Linguine with Chicken Ragu

For some reason this was the recipe that made me fall in love with cooking. I think it's also the meal that made my husband fall in love with me!  I was home sick from work, napping with Food Network on in the background. Something about Giada de Laurentiis' Everyday Italian that stopped me in my tracks, it looked so good and so easy that I could smell the woody smell of the rosemary through the TV.  I rushed to the store and got what I needed! 

Serves 6 as a main course.

2 Tbsp olive oil
1 1/2 lbs boneless, skinless chicken thighs, chopped into chunks (sometimes I use chicken breast since that's what I have on hand and it's just as good, although less meaty in flavor)
1/2 Cup Shallots, finely chopped
1 Tbsp Garlic, minced
2 tsp finely chopped fresh Rosemary
2/3 Cups dry white wine
4 Cups Quick Marinara Sauce
Salt & Pepper to taste
1 lb dried linguine
1/2 shredded Parmesan Cheese

1. Heat oil in a large skillet over medium-high heat.  Add the chopped chicken and cook until juices evaporate and chicken is golden brown on all sides, about 10 minutes.

2. Add the shallots, garlic and rosemary.  Saute until tender, about 2 minutes.

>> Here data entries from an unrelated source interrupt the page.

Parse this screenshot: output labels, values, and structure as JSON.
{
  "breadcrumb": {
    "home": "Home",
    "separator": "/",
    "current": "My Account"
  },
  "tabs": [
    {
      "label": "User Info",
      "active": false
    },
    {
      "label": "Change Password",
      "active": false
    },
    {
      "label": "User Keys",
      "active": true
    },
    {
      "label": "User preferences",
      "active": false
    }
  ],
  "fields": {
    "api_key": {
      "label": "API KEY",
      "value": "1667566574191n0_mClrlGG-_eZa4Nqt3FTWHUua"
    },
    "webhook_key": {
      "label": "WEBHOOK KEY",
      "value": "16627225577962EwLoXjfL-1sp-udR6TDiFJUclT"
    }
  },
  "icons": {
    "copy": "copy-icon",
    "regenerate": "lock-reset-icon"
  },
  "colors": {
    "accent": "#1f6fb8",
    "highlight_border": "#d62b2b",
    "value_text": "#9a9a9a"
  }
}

3.  Add the wine (it's about to sound like a real kitchen now) and stir to scrape up any bits of browned stuff on the bottom of the skillet.

4. Add the marinara sauce and bring to a simmer. Salt and pepper to taste.

5. Reduce heat to medium-low and simmer gently until the flavors blend.

Meanwhile...

Boil a large pot of salted water and add linguine.  Cook pasta until al dente, slightly chewy not cook all the way through. Drain pasta, reserving 1 Cup of cooking water.  Add pasta to sauce, adding cooking water a little at a time to moisten the pasta.

Transfer to a large serving bowl and sprinkle with Parmesan cheese!

1 comment:

  1. I made this! It turned out great! My sauce was a little too liquidy, but I think I didn't simmer it enough.